Hadi boykot yapalım. İsrail ve Amerikan mallarının listesini çıkartalım.  Sapı, samana karıştırıp listenin içine ne bulursak atalım. Uyanık yerli girişimcilerimizin bu listelere İsrail’le ilgisi olmayan rakiplerini koymalarına göz yumalım. Daha bu güne değin Siyonizm’e destek veren firmaların bile, güvenilir bir listesini yapamamış acar gazetecilerimize, araştırmacı yazarlarımıza selam çakıp, Yahudi, İsrailli, Siyonizm destekçisi kavramlarını arasındaki farkları önemsiz hale getirelim

Hadi boykot yapalım, koka kola içmeyeceğimizi deklare edip, Amerika’ya korku salalım. Bizden daha çok boykot tecrübesi(!) olan koka kolanın, bıyık altından gülmesini oturup izleyelim. Yaşam biçimimizi değiştirmeden, üretim biçimimizi değiştirmeden, tüketim biçimimizi değiştirebileceğimiz saflığına bir müddet inanalım.

Hadi boykot yapalım. Helvadan putumuz yoksa da, boykotumuz var bizim. Bir on beş gün, bilemedin bir ay dişimizi sıkıp tutarlı olalım. Sonrası mı, sonrası hayatın gerçekleri canım, hep hayal âleminde mi yaşayalım?  Bir sonraki bombardıman ve işgale kadar vicdanımızla beraber aklımızı buzdolabına koyalım.

Hadi boykot yapalım. Gâvur mallarının yerine alınabilecek yerli muadillerinin olduğundan dem vuralım. Bu yerlilerin ne kadar yerli olduğu konusuna hiç girmeyelim.

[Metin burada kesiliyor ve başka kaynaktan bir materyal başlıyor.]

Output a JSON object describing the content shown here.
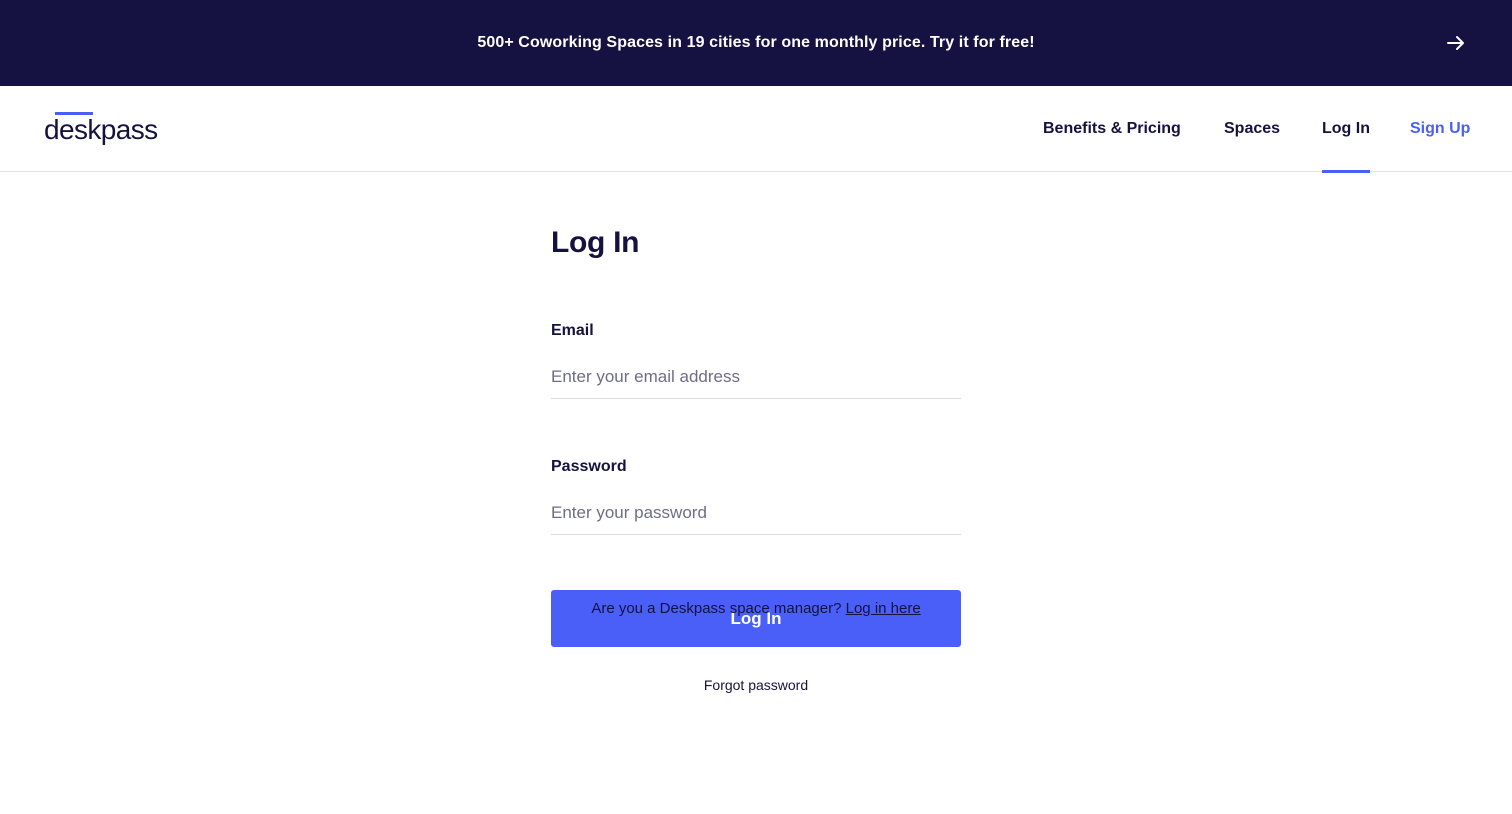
{
  "promo": {
    "text": "500+ Coworking Spaces in 19 cities for one monthly price. Try it for free!",
    "arrow_icon": "arrow-right-icon"
  },
  "nav": {
    "logo": "deskpass",
    "links": [
      {
        "label": "Benefits & Pricing"
      },
      {
        "label": "Spaces"
      },
      {
        "label": "Log In",
        "active": true
      },
      {
        "label": "Sign Up"
      }
    ]
  },
  "form": {
    "title": "Log In",
    "email_label": "Email",
    "email_placeholder": "Enter your email address",
    "password_label": "Password",
    "password_placeholder": "Enter your password",
    "submit_label": "Log In",
    "forgot_label": "Forgot password"
  },
  "footer": {
    "manager_text": "Are you a Deskpass space manager?",
    "manager_link": "Log in here"
  },
  "colors": {
    "navy": "#151140",
    "accent": "#4a5ff7",
    "text": "#15123f"
  }
}
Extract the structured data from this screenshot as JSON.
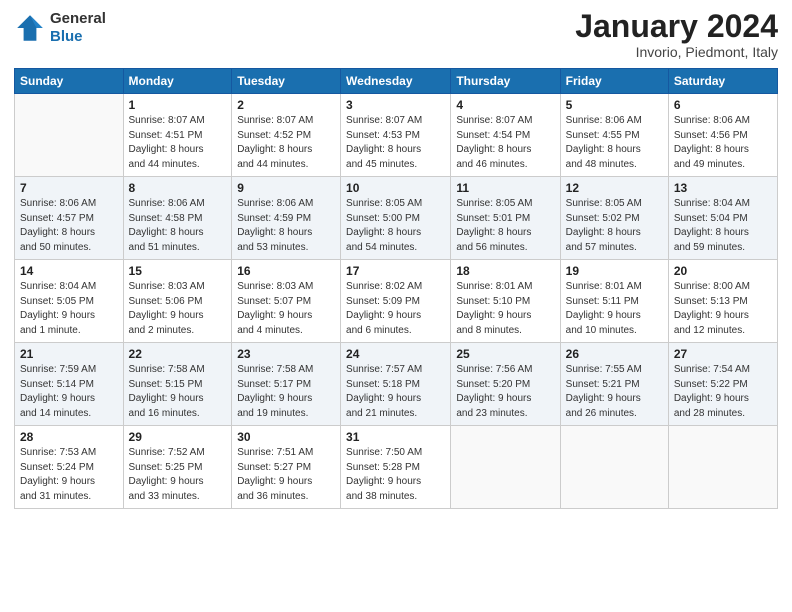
{
  "header": {
    "logo_line1": "General",
    "logo_line2": "Blue",
    "month": "January 2024",
    "location": "Invorio, Piedmont, Italy"
  },
  "weekdays": [
    "Sunday",
    "Monday",
    "Tuesday",
    "Wednesday",
    "Thursday",
    "Friday",
    "Saturday"
  ],
  "weeks": [
    {
      "alt": false,
      "days": [
        {
          "num": "",
          "info": ""
        },
        {
          "num": "1",
          "info": "Sunrise: 8:07 AM\nSunset: 4:51 PM\nDaylight: 8 hours\nand 44 minutes."
        },
        {
          "num": "2",
          "info": "Sunrise: 8:07 AM\nSunset: 4:52 PM\nDaylight: 8 hours\nand 44 minutes."
        },
        {
          "num": "3",
          "info": "Sunrise: 8:07 AM\nSunset: 4:53 PM\nDaylight: 8 hours\nand 45 minutes."
        },
        {
          "num": "4",
          "info": "Sunrise: 8:07 AM\nSunset: 4:54 PM\nDaylight: 8 hours\nand 46 minutes."
        },
        {
          "num": "5",
          "info": "Sunrise: 8:06 AM\nSunset: 4:55 PM\nDaylight: 8 hours\nand 48 minutes."
        },
        {
          "num": "6",
          "info": "Sunrise: 8:06 AM\nSunset: 4:56 PM\nDaylight: 8 hours\nand 49 minutes."
        }
      ]
    },
    {
      "alt": true,
      "days": [
        {
          "num": "7",
          "info": "Sunrise: 8:06 AM\nSunset: 4:57 PM\nDaylight: 8 hours\nand 50 minutes."
        },
        {
          "num": "8",
          "info": "Sunrise: 8:06 AM\nSunset: 4:58 PM\nDaylight: 8 hours\nand 51 minutes."
        },
        {
          "num": "9",
          "info": "Sunrise: 8:06 AM\nSunset: 4:59 PM\nDaylight: 8 hours\nand 53 minutes."
        },
        {
          "num": "10",
          "info": "Sunrise: 8:05 AM\nSunset: 5:00 PM\nDaylight: 8 hours\nand 54 minutes."
        },
        {
          "num": "11",
          "info": "Sunrise: 8:05 AM\nSunset: 5:01 PM\nDaylight: 8 hours\nand 56 minutes."
        },
        {
          "num": "12",
          "info": "Sunrise: 8:05 AM\nSunset: 5:02 PM\nDaylight: 8 hours\nand 57 minutes."
        },
        {
          "num": "13",
          "info": "Sunrise: 8:04 AM\nSunset: 5:04 PM\nDaylight: 8 hours\nand 59 minutes."
        }
      ]
    },
    {
      "alt": false,
      "days": [
        {
          "num": "14",
          "info": "Sunrise: 8:04 AM\nSunset: 5:05 PM\nDaylight: 9 hours\nand 1 minute."
        },
        {
          "num": "15",
          "info": "Sunrise: 8:03 AM\nSunset: 5:06 PM\nDaylight: 9 hours\nand 2 minutes."
        },
        {
          "num": "16",
          "info": "Sunrise: 8:03 AM\nSunset: 5:07 PM\nDaylight: 9 hours\nand 4 minutes."
        },
        {
          "num": "17",
          "info": "Sunrise: 8:02 AM\nSunset: 5:09 PM\nDaylight: 9 hours\nand 6 minutes."
        },
        {
          "num": "18",
          "info": "Sunrise: 8:01 AM\nSunset: 5:10 PM\nDaylight: 9 hours\nand 8 minutes."
        },
        {
          "num": "19",
          "info": "Sunrise: 8:01 AM\nSunset: 5:11 PM\nDaylight: 9 hours\nand 10 minutes."
        },
        {
          "num": "20",
          "info": "Sunrise: 8:00 AM\nSunset: 5:13 PM\nDaylight: 9 hours\nand 12 minutes."
        }
      ]
    },
    {
      "alt": true,
      "days": [
        {
          "num": "21",
          "info": "Sunrise: 7:59 AM\nSunset: 5:14 PM\nDaylight: 9 hours\nand 14 minutes."
        },
        {
          "num": "22",
          "info": "Sunrise: 7:58 AM\nSunset: 5:15 PM\nDaylight: 9 hours\nand 16 minutes."
        },
        {
          "num": "23",
          "info": "Sunrise: 7:58 AM\nSunset: 5:17 PM\nDaylight: 9 hours\nand 19 minutes."
        },
        {
          "num": "24",
          "info": "Sunrise: 7:57 AM\nSunset: 5:18 PM\nDaylight: 9 hours\nand 21 minutes."
        },
        {
          "num": "25",
          "info": "Sunrise: 7:56 AM\nSunset: 5:20 PM\nDaylight: 9 hours\nand 23 minutes."
        },
        {
          "num": "26",
          "info": "Sunrise: 7:55 AM\nSunset: 5:21 PM\nDaylight: 9 hours\nand 26 minutes."
        },
        {
          "num": "27",
          "info": "Sunrise: 7:54 AM\nSunset: 5:22 PM\nDaylight: 9 hours\nand 28 minutes."
        }
      ]
    },
    {
      "alt": false,
      "days": [
        {
          "num": "28",
          "info": "Sunrise: 7:53 AM\nSunset: 5:24 PM\nDaylight: 9 hours\nand 31 minutes."
        },
        {
          "num": "29",
          "info": "Sunrise: 7:52 AM\nSunset: 5:25 PM\nDaylight: 9 hours\nand 33 minutes."
        },
        {
          "num": "30",
          "info": "Sunrise: 7:51 AM\nSunset: 5:27 PM\nDaylight: 9 hours\nand 36 minutes."
        },
        {
          "num": "31",
          "info": "Sunrise: 7:50 AM\nSunset: 5:28 PM\nDaylight: 9 hours\nand 38 minutes."
        },
        {
          "num": "",
          "info": ""
        },
        {
          "num": "",
          "info": ""
        },
        {
          "num": "",
          "info": ""
        }
      ]
    }
  ]
}
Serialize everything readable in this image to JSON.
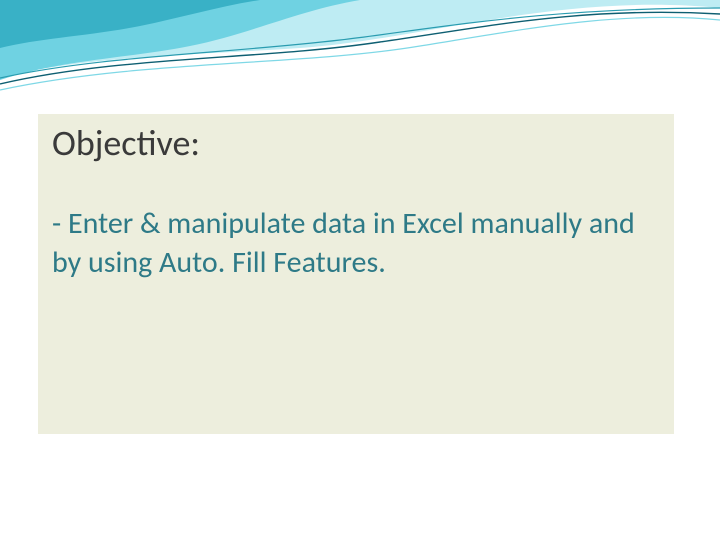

Kimyasal ürünlerin, elektronik ürünlerin, makinelerin, kritik unsurlarının, ana üretim nesnesinin neredeyse hiç birini üretemediğimizi gündeme getirmeden, ambalaj devrimimizle, fason üretimimizle, dev montaj hatlarımızla gurur duyalım.

Hadi boykot yapalım. Laikçilerimizle didişecek bir mevzu bulalım. Batı muhibbi yerli işbirlikçilerimizin, zekâ yüklü (!) aforizmaları için müsait saha ve hava şartlarını tesis edelim. Kâh kızalım, kâh eğlenelim.  Klavyelerimizden ateş saça, saça vuruşalım. Hareketi bol, bereketi az işlerimizle gönül eyleyelim.

Biliyorum henüz İsrail Gazze’ye saldırmadı şimdi boykot zamanı değil. Biliyorum da o zaman bunları yazsam hain, işbirlikçi, alaycı, reyting sevici olma ithamından kim korur beni? O zaman biz de testi kırılmadan diyeceklerimizi deme derdindeyiz.  “Hoca, ne yapmamamız gerektiğini söyledin ama bir de ne yapmamız gerektiğini söyle” diyenlere de diyeceğimiz var. Nasipse Cuma günkü yazımda muhtemel bir boykota niyetlenen STK yöneticilerimize, iyi niyet sahiplerine, hevesli boykotçulara, bilinçli tüketicilere boykot nasıl yapılır, nasıl yapılırsa işe yarar izah edeceğiz.